Per oltre vent’anni marito e moglie hanno scelto di isolarsi e di chiudere ogni tipo di relazione col mondo esterno. Hanno deciso di bastarsi, compiendo viaggi favolosi in giro per il mondo. Amavano la natura, motivo per cui già in vita avevano destinato con delle donazioni parte del loro patrimonio ad associazioni legate alla tutela dell’ambiente e degli animali.

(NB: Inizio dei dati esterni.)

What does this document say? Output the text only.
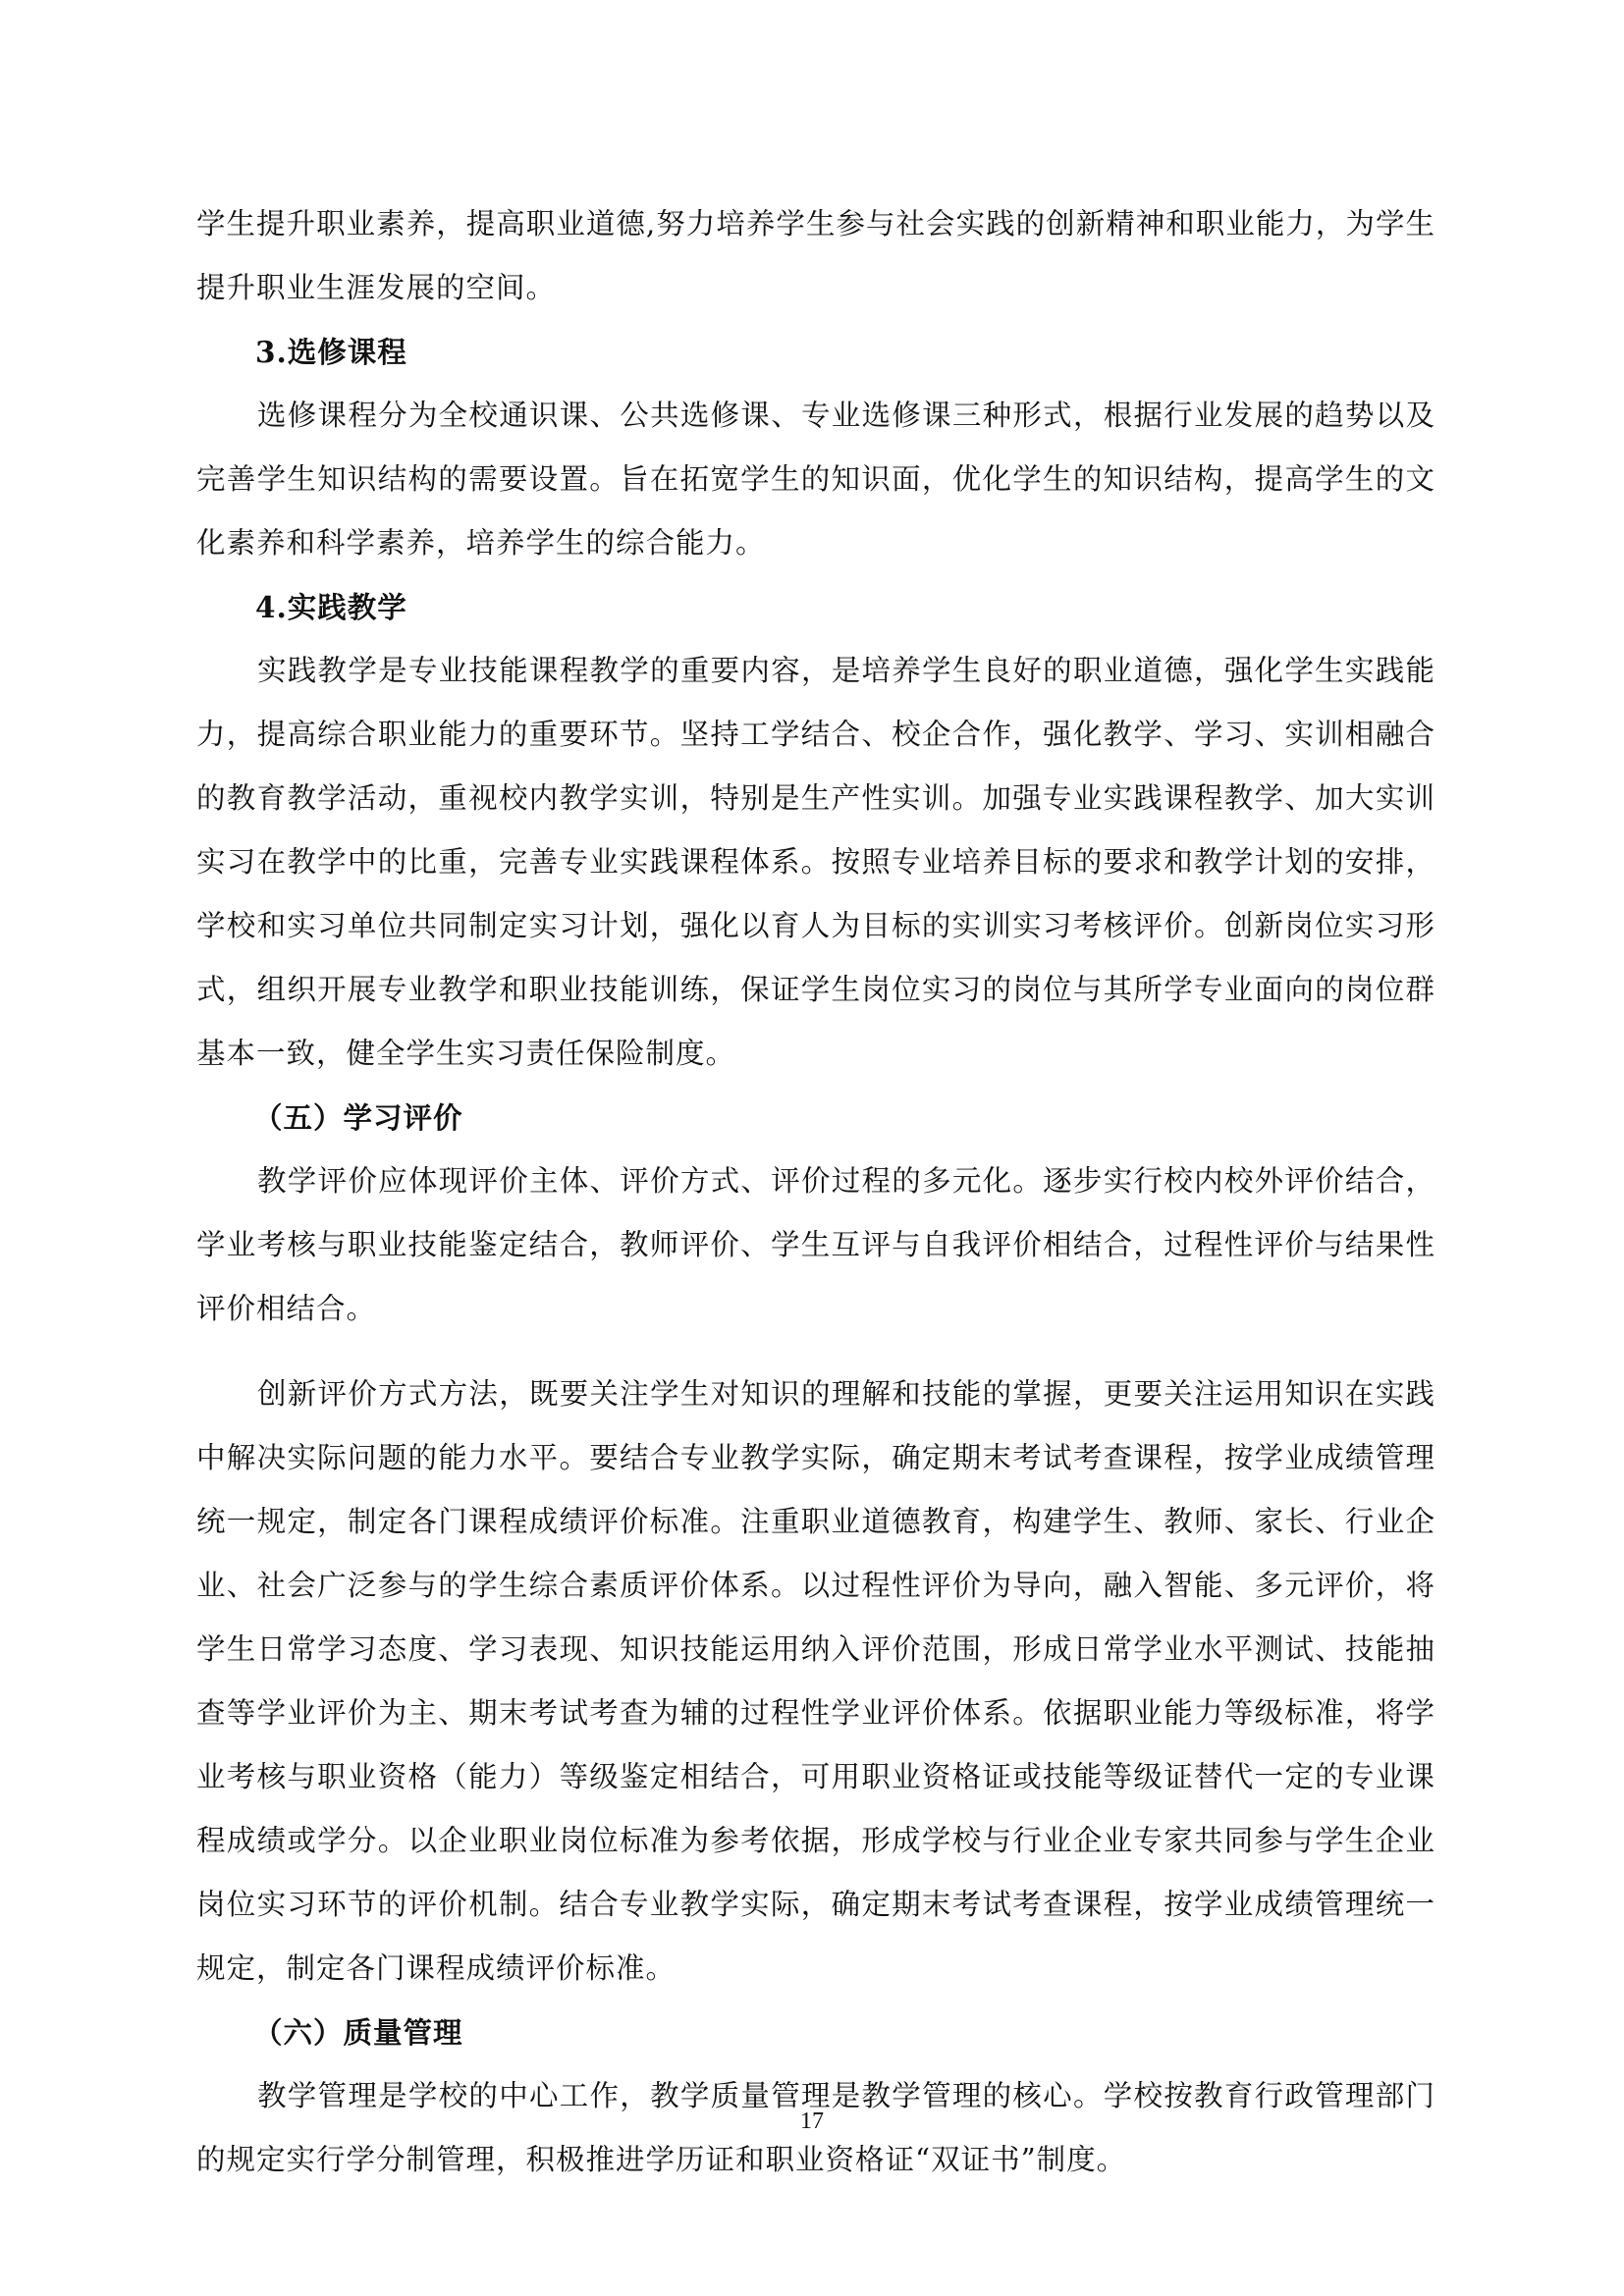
学生提升职业素养，提高职业道德,努力培养学生参与社会实践的创新精神和职业能力，为学生提升职业生涯发展的空间。

3.选修课程

选修课程分为全校通识课、公共选修课、专业选修课三种形式，根据行业发展的趋势以及完善学生知识结构的需要设置。旨在拓宽学生的知识面，优化学生的知识结构，提高学生的文化素养和科学素养，培养学生的综合能力。

4.实践教学

实践教学是专业技能课程教学的重要内容，是培养学生良好的职业道德，强化学生实践能力，提高综合职业能力的重要环节。坚持工学结合、校企合作，强化教学、学习、实训相融合的教育教学活动，重视校内教学实训，特别是生产性实训。加强专业实践课程教学、加大实训实习在教学中的比重，完善专业实践课程体系。按照专业培养目标的要求和教学计划的安排，学校和实习单位共同制定实习计划，强化以育人为目标的实训实习考核评价。创新岗位实习形式，组织开展专业教学和职业技能训练，保证学生岗位实习的岗位与其所学专业面向的岗位群基本一致，健全学生实习责任保险制度。

（五）学习评价

教学评价应体现评价主体、评价方式、评价过程的多元化。逐步实行校内校外评价结合，学业考核与职业技能鉴定结合，教师评价、学生互评与自我评价相结合，过程性评价与结果性评价相结合。

创新评价方式方法，既要关注学生对知识的理解和技能的掌握，更要关注运用知识在实践中解决实际问题的能力水平。要结合专业教学实际，确定期末考试考查课程，按学业成绩管理统一规定，制定各门课程成绩评价标准。注重职业道德教育，构建学生、教师、家长、行业企业、社会广泛参与的学生综合素质评价体系。以过程性评价为导向，融入智能、多元评价，将学生日常学习态度、学习表现、知识技能运用纳入评价范围，形成日常学业水平测试、技能抽查等学业评价为主、期末考试考查为辅的过程性学业评价体系。依据职业能力等级标准，将学业考核与职业资格（能力）等级鉴定相结合，可用职业资格证或技能等级证替代一定的专业课程成绩或学分。以企业职业岗位标准为参考依据，形成学校与行业企业专家共同参与学生企业岗位实习环节的评价机制。结合专业教学实际，确定期末考试考查课程，按学业成绩管理统一规定，制定各门课程成绩评价标准。

（六）质量管理

教学管理是学校的中心工作，教学质量管理是教学管理的核心。学校按教育行政管理部门的规定实行学分制管理，积极推进学历证和职业资格证“双证书”制度。

17
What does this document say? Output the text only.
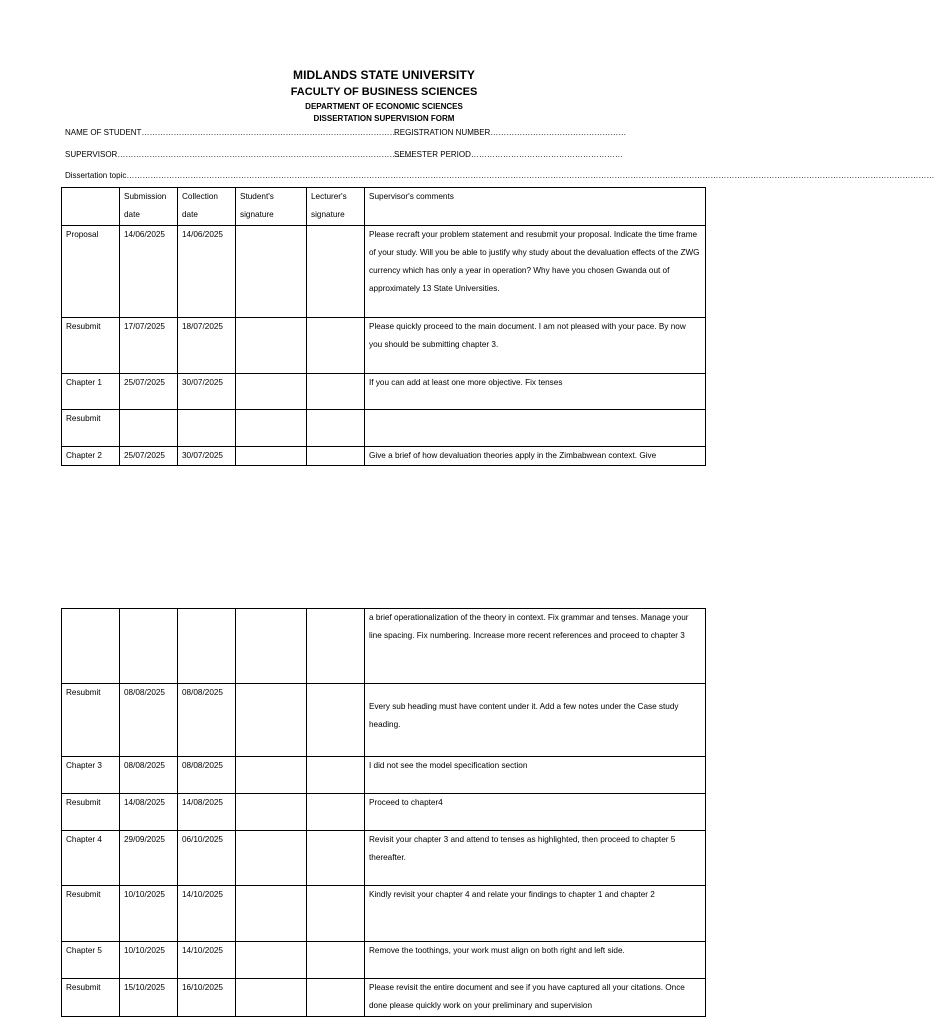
MIDLANDS STATE UNIVERSITY
FACULTY OF BUSINESS SCIENCES
DEPARTMENT OF ECONOMIC SCIENCES
DISSERTATION SUPERVISION FORM
NAME OF STUDENT……………………………………………………………………………………………
REGISTRATION NUMBER……………………………………………
SUPERVISOR…………………………………………………………………………………………………
SEMESTER PERIOD…………………………………………………
Dissertation topic……………………………………………………………………………………………………………………………………………………………………………………………………………………………………………………………………………
	Submission date	Collection date	Student's signature	Lecturer's signature	Supervisor's comments
Proposal	14/06/2025	14/06/2025			Please recraft your problem statement and resubmit your proposal. Indicate the time frame of your study. Will you be able to justify why study about the devaluation effects of the ZWG currency which has only a year in operation? Why have you chosen Gwanda out of approximately 13 State Universities.
Resubmit	17/07/2025	18/07/2025			Please quickly proceed to the main document. I am not pleased with your pace. By now you should be submitting chapter 3.
Chapter 1	25/07/2025	30/07/2025			If you can add at least one more objective. Fix tenses
Resubmit					
Chapter 2	25/07/2025	30/07/2025			Give a brief of how devaluation theories apply in the Zimbabwean context. Give
					a brief operationalization of the theory in context. Fix grammar and tenses. Manage your line spacing. Fix numbering. Increase more recent references and proceed to chapter 3
Resubmit	08/08/2025	08/08/2025			Every sub heading must have content under it. Add a few notes under the Case study heading.

Chapter 3	08/08/2025	08/08/2025			I did not see the model specification section
Resubmit	14/08/2025	14/08/2025			Proceed to chapter4
Chapter 4	29/09/2025	06/10/2025			Revisit your chapter 3 and attend to tenses as highlighted, then proceed to chapter 5 thereafter.
Resubmit	10/10/2025	14/10/2025			Kindly revisit your chapter 4 and relate your findings to chapter 1 and chapter 2
Chapter 5	10/10/2025	14/10/2025			Remove the toothings, your work must align on both right and left side.
Resubmit	15/10/2025	16/10/2025			Please revisit the entire document and see if you have captured all your citations. Once done please quickly work on your preliminary and supervision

Erano diventati soci del Wwf negli anni Ottanta e hanno deciso di lasciare tutto a quell’ente che, nei prossimi mesi, oltre alla villa di Montericco erediterà alcune proprietà di Nizzola nel Mantovano.
Maria Teresa si era trasferita da giovane per motivi di studio a Verona, dove era scoccata la scintilla con Marco Steffenoni. Lui si era laureato all’Università di Padova in Medicina e Chirurgia nel 1977, iscrivendosi poi all’albo degli odontoiatri. Aveva aperto uno studio in centro a Verona, in via Cappello, a due passi dalla Casa di Giulietta. La coppia non era mai stata particolarmente socievole. In quella villa a Montericco aveva ospitato alcuni studenti universitari, ma negli ultimi tempi aveva deciso di non vedere più nessuno girovagare per casa. E anche al giardiniere, che curava le piante, a un certo punto è stato detto di non venire più. Persino i vicini avevano raccontato di non conoscere gli Steffenoni e di aver visto raramente qualcuno entrare nella loro dimora.
Quella misteriosa villa, tra le colline di Montericco e al confine tra Verona e Negrar di Valpolicella, ha attirato l’anno scorso la curiosità degli esploratori urbani e dei ladri, che non si sono fatti sfuggire una ghiotta occasione. Dopo la scoperta dei corpi mummificati, i sigilli posti sul cancello esterno dalla polizia sono stati più volte violati. La dimora è stata saccheggiata e sono stati portati via numerosi oggetti di valore acquistati da Marco e Maria Teresa nei loro viaggi, diversi quadri e alcuni pezzi delle loro auto di lusso. La villa della coppia era diventata anche il luogo di ritrovo per alcuni urbex, che si erano organizzati persino da Trieste e da Treviso per visitarla nel giorno di Pasquetta. Un appuntamento che è poi saltato dopo l’ennesima incursione dei ladri e l’intervento delle forze dell’ordine.